Zudem kritisiert Kleyboldt jedwede "Polemik" und missbilligt eine grafisch als Todesanzeige dargestellte Statistik über die geschlachteten Schweine, Rinder, Schafe, Ziegen, Pferde und Hühner.



Text wird nicht wieder erscheinen

Unterdessen hat das Bonifatiuswerk die Verantwortung für die Gestaltung der Todesanzeige übernommen und diese aus dem auch online veröffentlichten Firmbegleiter zurückgezogen. Auch soll Hagencords Artikel in einer Neuauflage nicht mehr erscheinen. Allerdings kann der Text weiterhin im Internet nachgelesen werden.
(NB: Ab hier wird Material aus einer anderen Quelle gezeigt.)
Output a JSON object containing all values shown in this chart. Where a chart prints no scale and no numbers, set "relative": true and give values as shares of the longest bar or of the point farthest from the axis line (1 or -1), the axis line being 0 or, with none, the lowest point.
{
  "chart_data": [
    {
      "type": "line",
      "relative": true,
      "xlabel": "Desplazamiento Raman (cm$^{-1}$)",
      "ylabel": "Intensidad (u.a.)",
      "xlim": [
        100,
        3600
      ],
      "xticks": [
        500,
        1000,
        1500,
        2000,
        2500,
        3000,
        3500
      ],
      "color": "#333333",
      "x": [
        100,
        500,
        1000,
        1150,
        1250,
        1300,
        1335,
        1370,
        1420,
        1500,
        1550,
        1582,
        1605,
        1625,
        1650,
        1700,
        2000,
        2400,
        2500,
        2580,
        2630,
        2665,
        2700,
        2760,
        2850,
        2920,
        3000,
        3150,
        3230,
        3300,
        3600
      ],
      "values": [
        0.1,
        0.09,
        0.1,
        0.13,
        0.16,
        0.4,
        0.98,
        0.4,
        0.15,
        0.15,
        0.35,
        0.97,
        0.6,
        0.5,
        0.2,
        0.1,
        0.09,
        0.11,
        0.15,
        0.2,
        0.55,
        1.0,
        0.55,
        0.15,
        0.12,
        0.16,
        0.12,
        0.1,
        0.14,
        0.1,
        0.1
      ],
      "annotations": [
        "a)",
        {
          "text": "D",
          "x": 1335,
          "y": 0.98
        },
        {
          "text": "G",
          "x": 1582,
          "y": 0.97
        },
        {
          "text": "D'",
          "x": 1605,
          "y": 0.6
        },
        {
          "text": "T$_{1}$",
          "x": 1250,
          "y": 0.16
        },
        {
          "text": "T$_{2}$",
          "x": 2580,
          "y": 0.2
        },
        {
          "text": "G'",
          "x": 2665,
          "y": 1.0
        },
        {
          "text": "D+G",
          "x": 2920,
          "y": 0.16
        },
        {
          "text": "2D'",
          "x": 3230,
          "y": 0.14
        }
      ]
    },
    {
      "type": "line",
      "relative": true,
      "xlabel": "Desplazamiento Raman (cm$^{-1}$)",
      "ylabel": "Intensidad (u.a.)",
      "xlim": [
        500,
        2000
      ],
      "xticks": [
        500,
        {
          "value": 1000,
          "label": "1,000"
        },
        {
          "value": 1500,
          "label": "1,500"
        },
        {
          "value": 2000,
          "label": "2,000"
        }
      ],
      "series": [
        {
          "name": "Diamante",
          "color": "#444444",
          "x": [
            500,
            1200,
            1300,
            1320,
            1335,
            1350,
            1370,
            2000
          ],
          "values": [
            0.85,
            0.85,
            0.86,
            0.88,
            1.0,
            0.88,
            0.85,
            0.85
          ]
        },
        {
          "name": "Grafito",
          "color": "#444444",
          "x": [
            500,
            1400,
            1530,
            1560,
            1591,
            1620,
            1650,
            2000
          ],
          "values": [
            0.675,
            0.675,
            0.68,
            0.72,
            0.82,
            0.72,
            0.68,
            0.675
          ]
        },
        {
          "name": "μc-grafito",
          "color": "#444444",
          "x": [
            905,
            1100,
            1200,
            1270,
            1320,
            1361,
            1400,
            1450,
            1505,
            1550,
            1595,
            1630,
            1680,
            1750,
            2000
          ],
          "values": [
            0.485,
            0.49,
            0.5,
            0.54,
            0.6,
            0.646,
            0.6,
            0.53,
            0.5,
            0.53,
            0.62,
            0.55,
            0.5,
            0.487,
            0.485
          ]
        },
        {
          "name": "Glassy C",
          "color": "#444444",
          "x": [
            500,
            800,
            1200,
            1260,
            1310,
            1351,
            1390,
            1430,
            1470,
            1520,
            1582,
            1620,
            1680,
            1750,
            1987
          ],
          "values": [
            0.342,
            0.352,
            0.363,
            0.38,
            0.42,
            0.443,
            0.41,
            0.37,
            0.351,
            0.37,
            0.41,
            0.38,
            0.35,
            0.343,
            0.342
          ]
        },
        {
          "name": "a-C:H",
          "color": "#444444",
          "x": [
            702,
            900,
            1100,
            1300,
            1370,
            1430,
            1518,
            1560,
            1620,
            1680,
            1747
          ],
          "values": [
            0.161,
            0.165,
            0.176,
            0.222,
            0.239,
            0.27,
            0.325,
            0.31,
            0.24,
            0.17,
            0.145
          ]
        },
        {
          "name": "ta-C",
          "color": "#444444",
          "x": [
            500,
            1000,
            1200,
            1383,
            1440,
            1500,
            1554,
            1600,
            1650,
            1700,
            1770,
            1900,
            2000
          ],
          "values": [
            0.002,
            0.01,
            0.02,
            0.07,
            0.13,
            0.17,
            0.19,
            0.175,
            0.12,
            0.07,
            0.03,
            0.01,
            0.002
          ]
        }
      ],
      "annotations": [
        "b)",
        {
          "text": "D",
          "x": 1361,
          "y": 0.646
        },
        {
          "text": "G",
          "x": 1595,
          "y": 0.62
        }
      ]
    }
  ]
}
In dem Text habe es "in keiner Weise um eine Diskreditierung der traditionellen Landwirtschaft" gehen sollen, betont das Bonifatiuswerk in einer Erklärung. Allerdings sollte "sehr wohl eine bestimmte Form einer maßlosen, rein industriell-maschinell betriebenen Landwirtschaft" kritisch betrachtet werden.



Auch das Bistum ermutigt die Bauernschaft, das selbst gesetzte Ziel für bessere Haltungsbedingungen und gesunde Tiere weiter zu verfolgen. Zudem wird - sicher auch im Sinne Hagencords - an die Verantwortung der Verbraucher appelliert: "Das Prinzip "immer billiger" geht zu Lasten der Natur und der Tiere und letztlich auch zu Lasten der bäuerlichen Familien." Gleichwohl hält der Generalvikar fest, dass Hagencords Bewertungen "ausdrücklich nicht die Meinung des Bischofs und des Bistums sind". Allerdings dürfe der Theologe "für sich jenen akademischen, universitären Freiraum beanspruchen, der auch anderen Wissenschaftlern in ihren Meinungsäußerungen zugestanden wird".



Hagencord selbst bezeichnete auf Nachfrage die Reaktionen aus der Bauernschaft als "heftig". Zwar amputiere nicht jeder Landwirt Oberschnäbel von Puten oder mäste Hühner in einer Weise, dass Fleisch- und Knochenwachstum nicht mehr übereinstimmen. Gleichwohl gebe es solche Praktiken, über die er gerne diskutieren würde - mit der Bistumsleitung ebenso wie mit den Bauernverbänden.